An annoying example of this is when your EB environment auto-scales up due to, for example, an increase in traffic. When the auto-scaling policy scales down your instances (due to normal operation of the policy), you'll get an email that your environment has transitioned into a "Warning" state because one or more of your environment's EC2 instances are being terminated. This looks scary in the CloudWatch email that is delivered, but you have to learn that it's just the ASG doing its thing, terminating unused instances as it's been configured to do. The emails, however, do not provide good context into what has led to the "Warning" state.
- The way environments handle configuration files stored in your application's .ebextensions/ directory can cause inconsistent application state between version deployments on existing/new EC2 instances.

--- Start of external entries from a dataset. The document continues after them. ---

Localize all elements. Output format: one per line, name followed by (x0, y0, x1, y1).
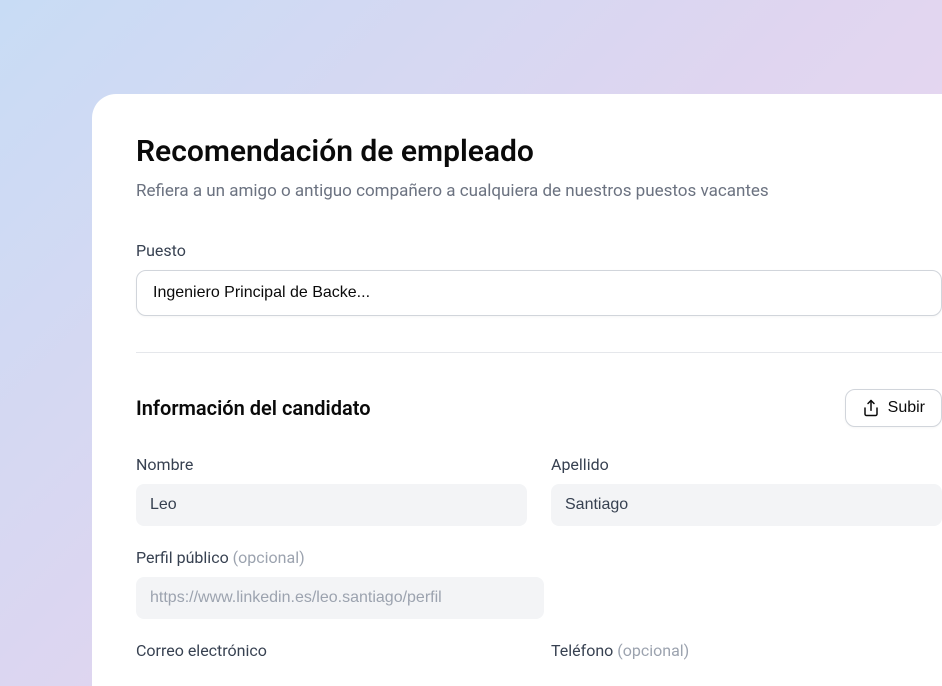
contact-row: Correo electrónico Teléfono (opcional) (136, 641, 942, 670)
position-label: Puesto (136, 241, 942, 260)
candidate-section-title: Información del candidato (136, 396, 371, 420)
email-group: Correo electrónico (136, 641, 527, 670)
last-name-input[interactable] (551, 484, 942, 526)
phone-optional-tag: (opcional) (617, 641, 689, 660)
name-row: Nombre Apellido (136, 455, 942, 526)
email-label: Correo electrónico (136, 641, 527, 660)
profile-optional-tag: (opcional) (233, 548, 305, 567)
position-field-group: Puesto Ingeniero Principal de Backe... (136, 241, 942, 316)
last-name-group: Apellido (551, 455, 942, 526)
page-title: Recomendación de empleado (136, 134, 942, 169)
page-subtitle: Refiera a un amigo o antiguo compañero a… (136, 181, 942, 201)
first-name-input[interactable] (136, 484, 527, 526)
phone-group: Teléfono (opcional) (551, 641, 942, 670)
referral-form-card: Recomendación de empleado Refiera a un a… (92, 94, 942, 686)
first-name-label: Nombre (136, 455, 527, 474)
section-divider (136, 352, 942, 353)
profile-group: Perfil público (opcional) (136, 548, 942, 619)
profile-label: Perfil público (opcional) (136, 548, 942, 567)
upload-button[interactable]: Subir (845, 389, 942, 427)
upload-icon (862, 399, 880, 417)
first-name-group: Nombre (136, 455, 527, 526)
profile-row: Perfil público (opcional) (136, 548, 942, 619)
profile-input[interactable] (136, 577, 544, 619)
phone-label: Teléfono (opcional) (551, 641, 942, 660)
position-select[interactable]: Ingeniero Principal de Backe... (136, 270, 942, 316)
candidate-section-header: Información del candidato Subir (136, 389, 942, 427)
upload-button-label: Subir (888, 399, 925, 417)
last-name-label: Apellido (551, 455, 942, 474)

For example, if your auto-scaling policy creates a new EC2 instance, but your recently deployed application version doesn't specify some of the commands/settings applied during a previous update to your .ebextensions/ files that might have been deployed to existing EC2 instances, you run the risk of having inconsistent state across your application's EC2 instances. This can be solved by using the "immutable" deployment type, but that's not the default deployment type. It's an edge case, but it's still something that requires you to SSH into your EC2 instances, and possibly manually terminate older instances when you eventually figure out what's going on.

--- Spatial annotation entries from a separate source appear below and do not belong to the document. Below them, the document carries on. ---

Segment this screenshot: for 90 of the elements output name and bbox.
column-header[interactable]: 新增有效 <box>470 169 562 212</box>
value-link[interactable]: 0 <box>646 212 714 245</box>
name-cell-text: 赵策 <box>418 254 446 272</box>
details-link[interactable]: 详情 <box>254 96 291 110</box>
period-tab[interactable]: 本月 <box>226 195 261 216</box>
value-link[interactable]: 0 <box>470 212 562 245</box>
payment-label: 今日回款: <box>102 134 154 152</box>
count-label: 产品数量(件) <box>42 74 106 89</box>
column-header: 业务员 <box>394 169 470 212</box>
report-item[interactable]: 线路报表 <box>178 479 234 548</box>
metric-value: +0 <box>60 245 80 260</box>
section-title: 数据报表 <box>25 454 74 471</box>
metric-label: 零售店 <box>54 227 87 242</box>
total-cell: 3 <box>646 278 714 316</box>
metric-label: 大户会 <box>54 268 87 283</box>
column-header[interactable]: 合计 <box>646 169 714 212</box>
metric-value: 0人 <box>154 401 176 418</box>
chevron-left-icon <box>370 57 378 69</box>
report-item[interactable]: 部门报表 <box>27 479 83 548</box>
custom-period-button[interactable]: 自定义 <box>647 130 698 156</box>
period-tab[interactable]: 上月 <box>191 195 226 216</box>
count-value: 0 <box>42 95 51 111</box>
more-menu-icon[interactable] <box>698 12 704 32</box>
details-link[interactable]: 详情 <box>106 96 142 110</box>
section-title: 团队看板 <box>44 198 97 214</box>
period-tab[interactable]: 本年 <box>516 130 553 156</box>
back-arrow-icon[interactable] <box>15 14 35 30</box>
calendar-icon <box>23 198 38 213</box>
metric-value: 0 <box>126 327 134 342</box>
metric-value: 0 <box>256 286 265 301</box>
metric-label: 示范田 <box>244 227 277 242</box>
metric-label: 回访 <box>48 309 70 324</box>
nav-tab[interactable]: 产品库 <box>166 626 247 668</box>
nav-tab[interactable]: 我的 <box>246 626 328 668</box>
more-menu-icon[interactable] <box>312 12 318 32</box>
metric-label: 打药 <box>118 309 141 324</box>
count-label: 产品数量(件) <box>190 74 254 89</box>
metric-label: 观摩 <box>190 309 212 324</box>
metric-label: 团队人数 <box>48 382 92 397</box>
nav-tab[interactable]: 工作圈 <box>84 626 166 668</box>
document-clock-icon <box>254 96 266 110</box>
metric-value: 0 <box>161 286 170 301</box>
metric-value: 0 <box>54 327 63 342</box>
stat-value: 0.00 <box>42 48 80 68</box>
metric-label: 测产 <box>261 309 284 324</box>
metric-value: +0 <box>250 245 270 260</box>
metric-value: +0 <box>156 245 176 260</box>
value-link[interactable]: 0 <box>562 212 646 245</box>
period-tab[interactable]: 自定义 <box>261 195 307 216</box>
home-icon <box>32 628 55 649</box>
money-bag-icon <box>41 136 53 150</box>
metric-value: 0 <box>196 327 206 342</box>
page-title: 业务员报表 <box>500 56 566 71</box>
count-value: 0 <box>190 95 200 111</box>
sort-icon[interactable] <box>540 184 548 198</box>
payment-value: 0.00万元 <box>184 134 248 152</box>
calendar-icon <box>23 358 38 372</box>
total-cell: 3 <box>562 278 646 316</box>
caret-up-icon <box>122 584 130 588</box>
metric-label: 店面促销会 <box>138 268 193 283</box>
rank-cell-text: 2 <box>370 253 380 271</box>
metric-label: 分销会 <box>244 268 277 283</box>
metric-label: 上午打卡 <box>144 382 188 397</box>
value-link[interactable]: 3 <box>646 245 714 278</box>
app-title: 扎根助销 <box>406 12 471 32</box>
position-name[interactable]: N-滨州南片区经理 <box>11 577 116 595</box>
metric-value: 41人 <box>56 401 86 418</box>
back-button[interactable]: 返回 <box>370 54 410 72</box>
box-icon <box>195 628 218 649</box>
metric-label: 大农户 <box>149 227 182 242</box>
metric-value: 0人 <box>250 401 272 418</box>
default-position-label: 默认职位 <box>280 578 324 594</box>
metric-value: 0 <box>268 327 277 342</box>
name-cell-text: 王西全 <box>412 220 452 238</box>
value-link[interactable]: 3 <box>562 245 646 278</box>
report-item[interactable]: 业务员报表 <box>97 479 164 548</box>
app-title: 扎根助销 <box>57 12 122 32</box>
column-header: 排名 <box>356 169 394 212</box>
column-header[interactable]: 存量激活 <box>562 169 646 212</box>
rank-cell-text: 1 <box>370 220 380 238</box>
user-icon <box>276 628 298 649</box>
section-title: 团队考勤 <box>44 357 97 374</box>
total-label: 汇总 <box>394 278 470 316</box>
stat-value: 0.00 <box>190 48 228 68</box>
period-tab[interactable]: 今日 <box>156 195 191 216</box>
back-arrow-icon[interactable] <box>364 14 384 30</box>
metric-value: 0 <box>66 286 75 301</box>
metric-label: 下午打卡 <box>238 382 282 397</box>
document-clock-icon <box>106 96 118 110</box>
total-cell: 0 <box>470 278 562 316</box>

Having said all of that, I think EB is still a reasonable choice for small/beginner workloads: It gives you a number of things (automated deployment, auto-scaling, load balancing, logs, etc.) that you can get by doing things on your own, but lets you get to production quickly. For mature applications, I think you could be better off managing these individual services yourself (EB is mostly just wiring together a number of AWS services with a a few deployment and monitoring agents running on each EC2 instance). If you're comfortable with the components EB is managing for you and if you have a stable CI/CD pipeline, you can get more flexibility than bending EB against its will.